- Date: June 27, 2012
- Venue: Punta Cana, Dominican Republic
- Entrants: 1
- Winner: Melody Mir Jiménez Santiago

= Miss RD Internacional 2012 =

The Miss RD Internacional 2012 was hand-picked by the Organization of Miss International Dominican Republic and the franchiser responsible to send a Dominican representative to the Miss International 2012 beauty pageant. The Miss RD Internacional 2012 pageant was postponed due to lack of money and sponsors. Instead they hand-picked the Miss Spain 2009 semifinalist of Dominican origins, Melody Mir Jiménez from Santiago de los Caballeros, Santiago. Reina Nacional de Belleza 2012 will be held in October 2012 and then will send the winner to Miss World 2013, Miss International 2013, Miss Supranational 2013. The Miss RD Internacional 2012 is 21 years old and has a height of 5 feet 10 inches. Melody is a current student Universidad Iberoamericana (UNIBE) majoring in medicine.

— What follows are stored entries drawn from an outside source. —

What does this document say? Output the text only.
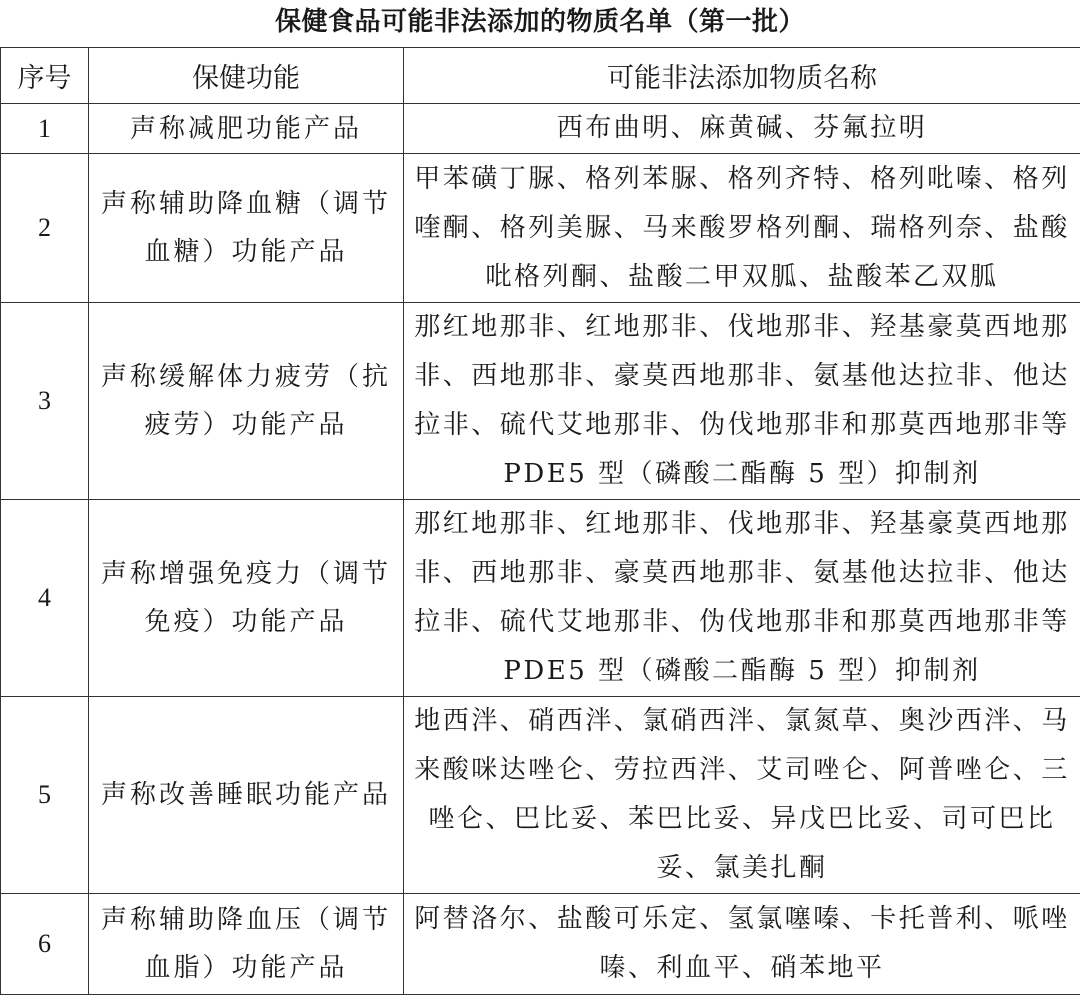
保健食品可能非法添加的物质名单（第一批）
序号	保健功能	可能非法添加物质名称
1	声称减肥功能产品	西布曲明、麻黄碱、芬氟拉明
2	声称辅助降血糖（调节血糖）功能产品	甲苯磺丁脲、格列苯脲、格列齐特、格列吡嗪、格列喹酮、格列美脲、马来酸罗格列酮、瑞格列奈、盐酸吡格列酮、盐酸二甲双胍、盐酸苯乙双胍
3	声称缓解体力疲劳（抗疲劳）功能产品	那红地那非、红地那非、伐地那非、羟基豪莫西地那非、西地那非、豪莫西地那非、氨基他达拉非、他达拉非、硫代艾地那非、伪伐地那非和那莫西地那非等 PDE5 型（磷酸二酯酶 5 型）抑制剂
4	声称增强免疫力（调节免疫）功能产品	那红地那非、红地那非、伐地那非、羟基豪莫西地那非、西地那非、豪莫西地那非、氨基他达拉非、他达拉非、硫代艾地那非、伪伐地那非和那莫西地那非等 PDE5 型（磷酸二酯酶 5 型）抑制剂
5	声称改善睡眠功能产品	地西泮、硝西泮、氯硝西泮、氯氮草、奥沙西泮、马来酸咪达唑仑、劳拉西泮、艾司唑仑、阿普唑仑、三唑仑、巴比妥、苯巴比妥、异戊巴比妥、司可巴比妥、氯美扎酮
6	声称辅助降血压（调节血脂）功能产品	阿替洛尔、盐酸可乐定、氢氯噻嗪、卡托普利、哌唑嗪、利血平、硝苯地平
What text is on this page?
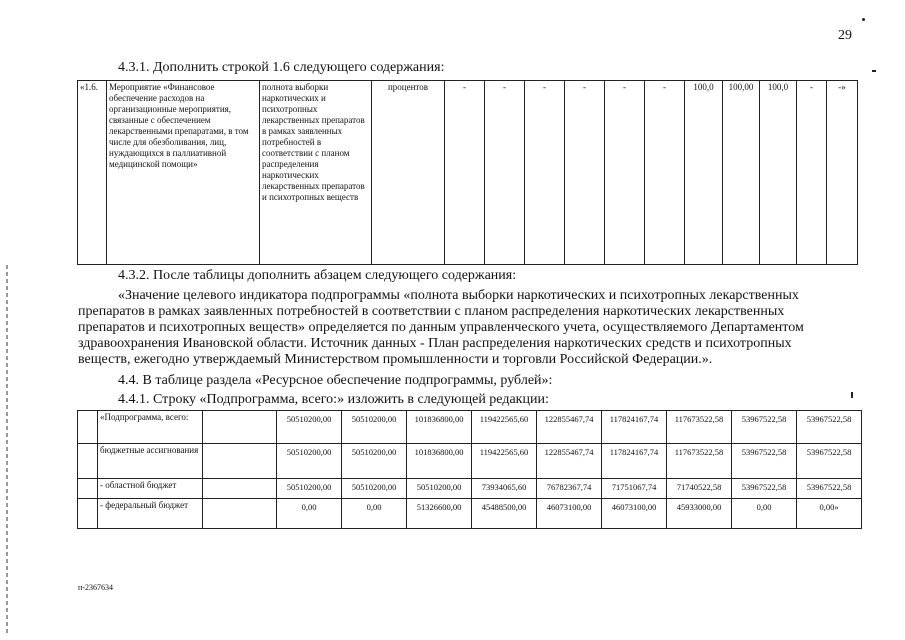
29
4.3.1. Дополнить строкой 1.6 следующего содержания:
«1.6.	Мероприятие «Финансовое обеспечение расходов на организационные мероприятия, связанные с обеспечением лекарственными препаратами, в том числе для обезболивания, лиц, нуждающихся в паллиативной медицинской помощи»	полнота выборки наркотических и психотропных лекарственных препаратов в рамках заявленных потребностей в соответствии с планом распределения наркотических лекарственных препаратов и психотропных веществ	процентов	-	-	-	-	-	-	100,0	100,00	100,0	-	-»
4.3.2. После таблицы дополнить абзацем следующего содержания:
«Значение целевого индикатора подпрограммы «полнота выборки наркотических и психотропных лекарственных
препаратов в рамках заявленных потребностей в соответствии с планом распределения наркотических лекарственных
препаратов и психотропных веществ» определяется по данным управленческого учета, осуществляемого Департаментом
здравоохранения Ивановской области. Источник данных - План распределения наркотических средств и психотропных
веществ, ежегодно утверждаемый Министерством промышленности и торговли Российской Федерации.».
4.4. В таблице раздела «Ресурсное обеспечение подпрограммы, рублей»:
4.4.1. Строку «Подпрограмма, всего:» изложить в следующей редакции:
	«Подпрограмма, всего:		50510200,00	50510200,00	101836800,00	119422565,60	122855467,74	117824167,74	117673522,58	53967522,58	53967522,58
	бюджетные ассигнования		50510200,00	50510200,00	101836800,00	119422565,60	122855467,74	117824167,74	117673522,58	53967522,58	53967522,58
	- областной бюджет		50510200,00	50510200,00	50510200,00	73934065,60	76782367,74	71751067,74	71740522,58	53967522,58	53967522,58
	- федеральный бюджет		0,00	0,00	51326600,00	45488500,00	46073100,00	46073100,00	45933000,00	0,00	0,00»
п-2367634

She was born in Santiago de los Caballeros but raised in Palmas de Mallorca, Spain. She participated in Reina Hispanoamericana 2009 representing Spain.

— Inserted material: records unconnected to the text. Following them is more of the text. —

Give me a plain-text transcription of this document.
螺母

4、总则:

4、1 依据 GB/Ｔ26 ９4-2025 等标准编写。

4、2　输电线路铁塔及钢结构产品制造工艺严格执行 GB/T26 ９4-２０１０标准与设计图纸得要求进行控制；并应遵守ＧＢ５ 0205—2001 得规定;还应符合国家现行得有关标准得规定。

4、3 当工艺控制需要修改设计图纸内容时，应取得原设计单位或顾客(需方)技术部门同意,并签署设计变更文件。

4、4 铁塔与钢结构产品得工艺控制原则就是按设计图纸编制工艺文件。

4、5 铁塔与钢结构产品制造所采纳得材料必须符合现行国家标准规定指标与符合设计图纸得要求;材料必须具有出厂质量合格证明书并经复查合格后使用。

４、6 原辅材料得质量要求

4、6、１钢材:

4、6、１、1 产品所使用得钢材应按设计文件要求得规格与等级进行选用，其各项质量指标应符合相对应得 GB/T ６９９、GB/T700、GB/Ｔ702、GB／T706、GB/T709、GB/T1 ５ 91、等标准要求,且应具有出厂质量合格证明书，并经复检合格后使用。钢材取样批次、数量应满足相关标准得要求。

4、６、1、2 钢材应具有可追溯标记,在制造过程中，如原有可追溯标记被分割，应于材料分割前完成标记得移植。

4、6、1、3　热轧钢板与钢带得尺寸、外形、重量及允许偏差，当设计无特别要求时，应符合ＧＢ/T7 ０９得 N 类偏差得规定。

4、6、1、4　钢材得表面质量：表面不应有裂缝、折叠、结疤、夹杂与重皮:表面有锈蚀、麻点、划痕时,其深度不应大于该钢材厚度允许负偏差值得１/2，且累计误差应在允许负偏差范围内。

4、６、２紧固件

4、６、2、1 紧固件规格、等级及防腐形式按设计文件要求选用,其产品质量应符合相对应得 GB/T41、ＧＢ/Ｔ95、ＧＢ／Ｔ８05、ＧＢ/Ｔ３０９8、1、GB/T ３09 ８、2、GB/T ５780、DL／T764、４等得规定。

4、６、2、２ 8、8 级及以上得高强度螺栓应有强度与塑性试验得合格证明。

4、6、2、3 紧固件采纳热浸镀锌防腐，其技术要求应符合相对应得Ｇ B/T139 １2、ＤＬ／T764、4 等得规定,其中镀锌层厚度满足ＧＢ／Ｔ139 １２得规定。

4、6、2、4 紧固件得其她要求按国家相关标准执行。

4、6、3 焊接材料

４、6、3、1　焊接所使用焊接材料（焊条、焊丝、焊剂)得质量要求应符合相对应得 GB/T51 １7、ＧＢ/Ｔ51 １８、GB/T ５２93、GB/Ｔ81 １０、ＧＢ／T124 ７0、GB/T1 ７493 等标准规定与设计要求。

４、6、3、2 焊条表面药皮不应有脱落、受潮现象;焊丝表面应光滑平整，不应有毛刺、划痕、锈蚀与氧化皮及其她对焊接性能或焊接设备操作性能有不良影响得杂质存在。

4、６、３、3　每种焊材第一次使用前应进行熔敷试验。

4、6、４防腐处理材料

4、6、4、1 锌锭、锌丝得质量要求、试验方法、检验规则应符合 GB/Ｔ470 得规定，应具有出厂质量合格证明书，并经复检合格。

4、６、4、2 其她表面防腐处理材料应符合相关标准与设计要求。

Melody Mir Jimenez, Spanish father and Dominican mother, born in Santo Domingo (Dominican Republic).
In 2008, at the age of only 18 years, she became Miss Islas Baleares; later she participated in Miss Spain 2009 and became a finalist and was selected to represent the country in an international competition held in October 2009 as Reina Hispanoamericana 2009 and had won second runner-up (equivalent to fourth position).
Currently, she is finishing her tourism studies and works as a model. She can speak and has some knowledge of a variety of different languages.
On July 4 she was hand-picked to be Miss Dominican Republic International 2012"for the Miss International 2012 that would be held in Okinawa on October 21.